For Beast and Bird
SEVERAL well-organized and widespread cruelties are systematically practised in Britain, and accepted with a general complacency. Two of these it is hoped to alolish by the agency of Acts of Parliament within the course of the present session. Colonel Moore's Slaughter of Animals Bill is to be reintroduced shortly, and a, Bill to "provide for the further Protection of British Wild Birds," was read a second time in the House of Lords on Tuesday. But Lord Buckmaster and Colonel Moore, who are backed by leading members of all parties, will succeed in abolishing these slurs on our civilization only if the urgency and wisdom of the case are widely understood and the force of public opinion is behind them.
The whole case is worth reasoning out, since cultural progress is chiefly arrested—as Dr. Johnson used to confess of his own mistakes—by "ignorance, pure ignorance." Even the opposition of vested interests is due almost as much to ignorance of the truth as to desire for gain ; and the sum of anti-humanitarianism in the country, which is considerable, is increased by the exaggerations of sentimentalists. In general and in the large we are a good-hearted people; humane appeals touch us—mentem mortalia languid; but this kindliness, this humanity, is for the most part expressed by individuals and private societies rather than by the Government of the day, which as a consequence lags far behind public opinion. The people will up and cry shame when any particular cruelty is brought to their perception, and sentiment not seldom runs to the excess of sentimentality. In spite of this, wholesale cruelties are permitted, are condoned, are in some sort encouraged, since there is no law and no logical scientific backing to the general feeling of the country. So it has come about that the animals we breed for food are battered by the pole-axe and mangled, still sentient, by the knife in the hands of 'prentices, whose characters probably suffer as much as the nerves of the beast they hack. So it comes about that birds whose whole being is implicit in a life of free flight in free space are crammed like grocers' stuff into paper bags, into dark boxes, into narrow cages, and like Hood's sweated worker "twitted with the Spring." So, too, it comes about that thousands, indeed tens of thousands, of rabbits are trapped in steel jaws, which incidentally and without design maim and murder dogs, cuts, foxes and the larger birds.
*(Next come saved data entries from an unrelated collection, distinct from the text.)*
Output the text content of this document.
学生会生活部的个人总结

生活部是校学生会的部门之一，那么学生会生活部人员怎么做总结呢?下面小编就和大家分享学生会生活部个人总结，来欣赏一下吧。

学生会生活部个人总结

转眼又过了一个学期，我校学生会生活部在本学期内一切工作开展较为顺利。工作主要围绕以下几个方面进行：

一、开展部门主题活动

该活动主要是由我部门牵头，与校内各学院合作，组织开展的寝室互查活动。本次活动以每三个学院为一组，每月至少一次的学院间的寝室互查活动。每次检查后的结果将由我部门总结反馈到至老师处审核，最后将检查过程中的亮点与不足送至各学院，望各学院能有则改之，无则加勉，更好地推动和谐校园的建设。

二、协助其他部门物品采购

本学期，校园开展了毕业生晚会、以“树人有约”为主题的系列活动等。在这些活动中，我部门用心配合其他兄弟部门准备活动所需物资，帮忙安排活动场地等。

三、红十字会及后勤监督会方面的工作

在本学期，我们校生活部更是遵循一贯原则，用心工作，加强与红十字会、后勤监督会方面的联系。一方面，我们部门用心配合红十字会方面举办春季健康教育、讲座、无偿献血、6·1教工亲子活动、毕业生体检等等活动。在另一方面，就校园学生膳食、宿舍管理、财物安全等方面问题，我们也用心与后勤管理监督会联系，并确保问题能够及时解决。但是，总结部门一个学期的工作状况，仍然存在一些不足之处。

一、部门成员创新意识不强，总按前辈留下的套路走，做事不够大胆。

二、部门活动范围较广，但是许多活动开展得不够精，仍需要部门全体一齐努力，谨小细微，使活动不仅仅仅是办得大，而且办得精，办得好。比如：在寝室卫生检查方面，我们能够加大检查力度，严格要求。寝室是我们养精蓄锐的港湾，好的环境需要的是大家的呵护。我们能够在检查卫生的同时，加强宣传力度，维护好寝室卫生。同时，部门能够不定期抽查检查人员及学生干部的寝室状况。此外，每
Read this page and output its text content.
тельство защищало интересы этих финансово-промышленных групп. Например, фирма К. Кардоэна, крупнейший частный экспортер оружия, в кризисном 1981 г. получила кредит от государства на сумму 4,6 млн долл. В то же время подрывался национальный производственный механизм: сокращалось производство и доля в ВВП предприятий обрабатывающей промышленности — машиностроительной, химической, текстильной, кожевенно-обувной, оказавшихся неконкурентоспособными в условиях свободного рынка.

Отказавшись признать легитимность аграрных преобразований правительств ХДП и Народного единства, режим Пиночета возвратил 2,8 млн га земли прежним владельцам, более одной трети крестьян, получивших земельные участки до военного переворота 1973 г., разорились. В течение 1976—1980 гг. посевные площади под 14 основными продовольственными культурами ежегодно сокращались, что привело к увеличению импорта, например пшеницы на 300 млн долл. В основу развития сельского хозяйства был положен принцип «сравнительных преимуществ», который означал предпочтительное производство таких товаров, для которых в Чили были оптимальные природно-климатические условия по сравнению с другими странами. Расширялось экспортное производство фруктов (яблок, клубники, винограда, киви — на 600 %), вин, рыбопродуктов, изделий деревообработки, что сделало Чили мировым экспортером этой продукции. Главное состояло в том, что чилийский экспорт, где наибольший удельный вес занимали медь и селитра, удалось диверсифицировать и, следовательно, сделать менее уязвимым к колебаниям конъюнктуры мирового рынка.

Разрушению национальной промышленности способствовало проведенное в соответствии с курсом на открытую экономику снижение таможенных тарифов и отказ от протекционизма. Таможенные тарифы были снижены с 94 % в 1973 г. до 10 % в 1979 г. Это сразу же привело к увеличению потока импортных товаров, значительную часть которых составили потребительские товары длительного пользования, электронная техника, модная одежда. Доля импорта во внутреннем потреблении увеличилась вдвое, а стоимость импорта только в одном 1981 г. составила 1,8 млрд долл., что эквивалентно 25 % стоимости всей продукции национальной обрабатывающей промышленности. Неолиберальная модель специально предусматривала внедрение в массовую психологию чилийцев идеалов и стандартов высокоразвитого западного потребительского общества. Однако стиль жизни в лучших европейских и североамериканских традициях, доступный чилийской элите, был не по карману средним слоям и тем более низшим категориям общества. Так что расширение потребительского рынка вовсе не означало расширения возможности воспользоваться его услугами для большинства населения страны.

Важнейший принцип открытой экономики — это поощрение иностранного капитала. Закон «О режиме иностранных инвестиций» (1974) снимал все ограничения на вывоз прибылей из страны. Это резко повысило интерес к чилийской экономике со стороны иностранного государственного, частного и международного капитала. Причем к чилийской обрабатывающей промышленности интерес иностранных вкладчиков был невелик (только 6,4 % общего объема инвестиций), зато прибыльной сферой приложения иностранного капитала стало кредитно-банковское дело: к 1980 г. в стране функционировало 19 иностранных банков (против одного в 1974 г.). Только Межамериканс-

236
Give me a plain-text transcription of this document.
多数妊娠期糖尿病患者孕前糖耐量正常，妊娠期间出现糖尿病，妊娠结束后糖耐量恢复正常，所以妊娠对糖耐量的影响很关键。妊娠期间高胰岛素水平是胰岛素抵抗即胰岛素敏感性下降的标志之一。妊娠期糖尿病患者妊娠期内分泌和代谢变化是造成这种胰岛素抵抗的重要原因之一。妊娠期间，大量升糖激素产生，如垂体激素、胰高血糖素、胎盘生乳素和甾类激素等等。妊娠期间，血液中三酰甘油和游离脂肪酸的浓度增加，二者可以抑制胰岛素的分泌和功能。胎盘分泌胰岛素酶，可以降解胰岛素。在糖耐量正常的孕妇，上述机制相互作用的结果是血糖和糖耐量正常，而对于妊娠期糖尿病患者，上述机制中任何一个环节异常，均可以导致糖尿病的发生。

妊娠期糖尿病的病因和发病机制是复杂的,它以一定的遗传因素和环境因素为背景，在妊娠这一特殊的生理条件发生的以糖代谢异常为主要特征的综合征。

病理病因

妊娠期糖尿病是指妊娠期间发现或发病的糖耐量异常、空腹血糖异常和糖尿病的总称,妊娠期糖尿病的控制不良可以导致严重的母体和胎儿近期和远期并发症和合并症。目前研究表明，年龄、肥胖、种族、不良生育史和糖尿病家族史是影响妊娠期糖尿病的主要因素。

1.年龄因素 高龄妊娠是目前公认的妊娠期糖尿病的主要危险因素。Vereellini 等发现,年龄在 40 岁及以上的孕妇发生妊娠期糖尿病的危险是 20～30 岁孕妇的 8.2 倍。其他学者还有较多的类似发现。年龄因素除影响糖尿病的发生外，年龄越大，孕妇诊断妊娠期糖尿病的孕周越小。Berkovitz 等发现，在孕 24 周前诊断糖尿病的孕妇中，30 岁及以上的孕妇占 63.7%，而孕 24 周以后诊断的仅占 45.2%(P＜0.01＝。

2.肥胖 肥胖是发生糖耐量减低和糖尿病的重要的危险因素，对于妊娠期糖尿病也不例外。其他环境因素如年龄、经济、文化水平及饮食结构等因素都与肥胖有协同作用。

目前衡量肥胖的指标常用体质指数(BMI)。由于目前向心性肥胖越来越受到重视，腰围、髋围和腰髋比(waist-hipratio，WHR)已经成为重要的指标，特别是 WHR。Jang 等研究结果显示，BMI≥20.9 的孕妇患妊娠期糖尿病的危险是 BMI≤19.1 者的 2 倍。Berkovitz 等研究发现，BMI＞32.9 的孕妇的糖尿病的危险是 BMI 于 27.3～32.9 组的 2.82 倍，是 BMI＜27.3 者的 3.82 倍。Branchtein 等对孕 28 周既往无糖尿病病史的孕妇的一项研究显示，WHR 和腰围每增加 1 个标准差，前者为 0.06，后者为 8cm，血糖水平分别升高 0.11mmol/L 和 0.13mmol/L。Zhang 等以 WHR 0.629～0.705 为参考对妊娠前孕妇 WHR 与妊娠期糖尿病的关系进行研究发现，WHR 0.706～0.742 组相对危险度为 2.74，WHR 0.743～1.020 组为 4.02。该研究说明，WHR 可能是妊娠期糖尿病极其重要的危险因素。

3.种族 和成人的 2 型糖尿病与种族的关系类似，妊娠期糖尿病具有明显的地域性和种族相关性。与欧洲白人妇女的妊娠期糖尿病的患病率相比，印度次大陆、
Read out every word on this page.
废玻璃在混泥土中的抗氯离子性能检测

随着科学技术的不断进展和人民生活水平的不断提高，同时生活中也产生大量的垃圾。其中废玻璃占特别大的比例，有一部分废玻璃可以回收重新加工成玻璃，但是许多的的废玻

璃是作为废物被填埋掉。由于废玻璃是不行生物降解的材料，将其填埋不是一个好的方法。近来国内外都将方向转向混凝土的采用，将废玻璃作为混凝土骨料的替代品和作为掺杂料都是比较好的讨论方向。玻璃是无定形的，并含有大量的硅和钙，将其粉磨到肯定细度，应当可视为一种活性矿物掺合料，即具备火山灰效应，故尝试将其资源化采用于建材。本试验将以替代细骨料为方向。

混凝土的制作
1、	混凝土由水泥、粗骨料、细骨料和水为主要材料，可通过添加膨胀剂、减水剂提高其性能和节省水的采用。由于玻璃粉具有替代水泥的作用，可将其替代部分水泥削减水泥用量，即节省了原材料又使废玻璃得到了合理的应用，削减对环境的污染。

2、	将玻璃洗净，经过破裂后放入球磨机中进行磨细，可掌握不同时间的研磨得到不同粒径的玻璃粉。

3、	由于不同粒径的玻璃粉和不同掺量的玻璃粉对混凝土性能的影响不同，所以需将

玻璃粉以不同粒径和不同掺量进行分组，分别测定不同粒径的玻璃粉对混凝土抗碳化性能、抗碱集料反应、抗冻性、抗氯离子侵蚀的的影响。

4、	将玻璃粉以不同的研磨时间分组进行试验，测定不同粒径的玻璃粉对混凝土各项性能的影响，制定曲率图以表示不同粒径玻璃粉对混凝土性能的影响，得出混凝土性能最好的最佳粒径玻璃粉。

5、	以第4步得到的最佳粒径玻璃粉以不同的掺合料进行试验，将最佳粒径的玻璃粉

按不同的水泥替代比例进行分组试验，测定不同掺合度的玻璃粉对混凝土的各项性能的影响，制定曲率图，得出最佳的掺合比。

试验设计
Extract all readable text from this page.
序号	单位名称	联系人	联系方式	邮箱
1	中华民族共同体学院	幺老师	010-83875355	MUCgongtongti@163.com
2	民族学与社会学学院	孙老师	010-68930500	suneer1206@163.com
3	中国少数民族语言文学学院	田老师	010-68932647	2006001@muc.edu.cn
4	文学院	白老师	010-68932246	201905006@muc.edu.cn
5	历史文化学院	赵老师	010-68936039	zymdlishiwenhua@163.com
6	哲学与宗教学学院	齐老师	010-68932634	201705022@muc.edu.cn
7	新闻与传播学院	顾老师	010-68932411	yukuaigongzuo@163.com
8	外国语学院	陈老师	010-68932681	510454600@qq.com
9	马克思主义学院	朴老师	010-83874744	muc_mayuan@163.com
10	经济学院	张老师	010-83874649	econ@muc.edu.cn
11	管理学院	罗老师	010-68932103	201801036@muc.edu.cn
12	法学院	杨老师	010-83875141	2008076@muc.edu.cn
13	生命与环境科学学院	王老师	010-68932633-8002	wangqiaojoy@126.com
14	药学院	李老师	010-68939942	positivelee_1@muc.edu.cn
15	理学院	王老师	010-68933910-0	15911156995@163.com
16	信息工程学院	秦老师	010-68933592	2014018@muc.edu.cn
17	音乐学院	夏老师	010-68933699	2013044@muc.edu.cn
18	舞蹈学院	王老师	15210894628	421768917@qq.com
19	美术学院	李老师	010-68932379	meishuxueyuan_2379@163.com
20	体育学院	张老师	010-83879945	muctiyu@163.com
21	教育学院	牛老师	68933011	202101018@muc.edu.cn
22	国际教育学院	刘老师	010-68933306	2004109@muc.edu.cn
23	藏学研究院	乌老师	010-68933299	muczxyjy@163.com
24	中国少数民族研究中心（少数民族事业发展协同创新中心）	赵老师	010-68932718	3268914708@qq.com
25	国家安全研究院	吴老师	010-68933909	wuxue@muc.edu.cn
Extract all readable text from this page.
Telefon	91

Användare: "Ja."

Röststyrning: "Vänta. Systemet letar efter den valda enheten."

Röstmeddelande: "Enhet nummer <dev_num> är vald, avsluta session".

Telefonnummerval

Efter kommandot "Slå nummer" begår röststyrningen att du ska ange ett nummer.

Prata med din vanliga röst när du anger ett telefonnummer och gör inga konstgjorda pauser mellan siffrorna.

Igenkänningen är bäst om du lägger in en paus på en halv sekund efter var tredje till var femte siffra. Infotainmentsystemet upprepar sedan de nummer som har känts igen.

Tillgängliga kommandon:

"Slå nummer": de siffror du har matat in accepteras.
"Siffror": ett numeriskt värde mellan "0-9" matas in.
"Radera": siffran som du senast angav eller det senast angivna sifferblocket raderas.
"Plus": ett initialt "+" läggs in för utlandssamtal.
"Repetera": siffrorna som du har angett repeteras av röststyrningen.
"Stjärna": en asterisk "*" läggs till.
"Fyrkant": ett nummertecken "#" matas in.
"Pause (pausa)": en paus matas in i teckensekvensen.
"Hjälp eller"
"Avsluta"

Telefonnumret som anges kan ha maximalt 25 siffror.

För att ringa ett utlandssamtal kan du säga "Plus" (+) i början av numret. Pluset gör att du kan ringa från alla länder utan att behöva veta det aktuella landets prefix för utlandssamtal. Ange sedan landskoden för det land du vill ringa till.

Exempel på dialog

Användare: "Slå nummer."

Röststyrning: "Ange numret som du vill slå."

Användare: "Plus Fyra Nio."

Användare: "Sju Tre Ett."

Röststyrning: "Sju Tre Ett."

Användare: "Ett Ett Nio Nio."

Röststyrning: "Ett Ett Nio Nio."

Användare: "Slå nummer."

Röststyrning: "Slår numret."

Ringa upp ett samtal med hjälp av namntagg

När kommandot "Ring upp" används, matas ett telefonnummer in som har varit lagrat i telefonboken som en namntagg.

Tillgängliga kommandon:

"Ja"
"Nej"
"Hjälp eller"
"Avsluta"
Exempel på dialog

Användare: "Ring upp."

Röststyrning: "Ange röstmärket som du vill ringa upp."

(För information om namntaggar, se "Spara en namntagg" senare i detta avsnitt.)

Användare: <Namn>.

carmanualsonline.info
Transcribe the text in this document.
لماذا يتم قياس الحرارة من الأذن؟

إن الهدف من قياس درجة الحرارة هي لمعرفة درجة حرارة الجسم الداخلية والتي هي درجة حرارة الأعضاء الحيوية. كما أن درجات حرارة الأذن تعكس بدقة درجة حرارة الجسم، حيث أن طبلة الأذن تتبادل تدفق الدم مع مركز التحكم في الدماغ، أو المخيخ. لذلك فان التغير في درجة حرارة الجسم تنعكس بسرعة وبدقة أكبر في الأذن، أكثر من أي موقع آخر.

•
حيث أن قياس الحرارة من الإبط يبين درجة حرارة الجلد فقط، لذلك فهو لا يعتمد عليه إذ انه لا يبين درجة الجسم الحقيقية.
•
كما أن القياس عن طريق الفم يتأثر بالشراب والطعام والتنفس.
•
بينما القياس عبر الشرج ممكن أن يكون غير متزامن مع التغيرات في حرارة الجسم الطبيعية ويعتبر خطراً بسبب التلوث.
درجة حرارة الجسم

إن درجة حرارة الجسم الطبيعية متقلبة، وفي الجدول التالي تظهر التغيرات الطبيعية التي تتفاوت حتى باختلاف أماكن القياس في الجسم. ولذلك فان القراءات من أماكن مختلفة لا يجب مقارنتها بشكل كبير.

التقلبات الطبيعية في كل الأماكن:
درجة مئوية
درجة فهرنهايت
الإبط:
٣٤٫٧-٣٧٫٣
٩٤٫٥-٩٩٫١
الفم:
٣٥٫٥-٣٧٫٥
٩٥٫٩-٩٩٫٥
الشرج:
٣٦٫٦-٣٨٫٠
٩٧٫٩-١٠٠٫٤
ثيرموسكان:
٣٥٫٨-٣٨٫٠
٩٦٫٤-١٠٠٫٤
Perhaps or first duty is to the animals killed for human food. Logically, scientifically, and mechanically the fight for humane slaughtering is already won. The victory dates from the issue of Clause On of the Ministry of Health's model by-laws for Humane Slaughter. These have now been adopted and are made compulsory by over 460 local authorities, and the sum increases steadily, if not as rapidly as common sense and humanity
dictate. The evidence is overwhelming on every head. The crude cruelties necessarily incident to the use of hand-wielded instruments, whose technical handling must be practised by 'prentice hands on the living animal, are wiped clean away. Those members of the community who must undertake the killing find their work easy and exact and free from the old repulsions. Exact scientific tests prove that the humane killer stuns or kills instantly ; the animal knows nothing of its fate, for the preliminaries are as free from offence as the end. Methods as well as weapons have been improved and perfected ; the old allegations by the butchers that the meat was affected in appearance and keeping quality no longer have any meaning. Literally millions of animals a year are killed in this simple and scientific way, and the witness both from those who use the weapon and who sell the meat is so great in bulk and strong in authority that it is beyond dispute. The wisdom of the scientific method is established ; but prejudice dies hard, nevertheless. Change, however progressive, is disliked in itself. The rough and ready method, however brutal, is preferred. As opposition diminishes in volume, it increases in obstinacy ; and attempts are being made to restrict the compulsion to one sort of animal, as if sheep and pigs were in a different category from cattle. It will be a grievous miscarriage of justice to animals, and a blot on our civilization, if such limitations to an obviously necessary reform are permitted. The use of a mechanically operated instru- ment used by licensed men, subject to inspection, is an elemental obligation for any civilized society. The only qualification is special exemption given to those who have scruples connected with their religion.
The second cruelty condoned by the law relates to our wild birds. Can anyone muster any argument, logical or sentimental, against the plea for saving wild birds from painful imprisonment ? The Bill is as simple as the nature of the appeal. It prohibits the taking alive and caging, the exhibition and the selling of some sixty species, plus many varieties, of wild birds, the majority English, though those too rare and occasional visitors to Britain, the quail, oriole and hoopoe, are quite wisely included. Birds bred in captivity may or may not enjoy captivity. Wild birds as a rule either die or are miserable. They are, moreover, often evilly entreated, and an offensive trade, practised by trappers in the wild as by sellers in the urban street, is encouraged. If anyone is sceptical, let him go and see the Sunday morning markets in thrushes and finches, nightingales and the rest. The Bill considered by the Lords on Tuesday is a necessary addendum to the existing Bird Protection Acts in the opinion of every bird-lover, even among those "whom towns immure." It is a good Bill, straight, short and simple, and designed by those who know.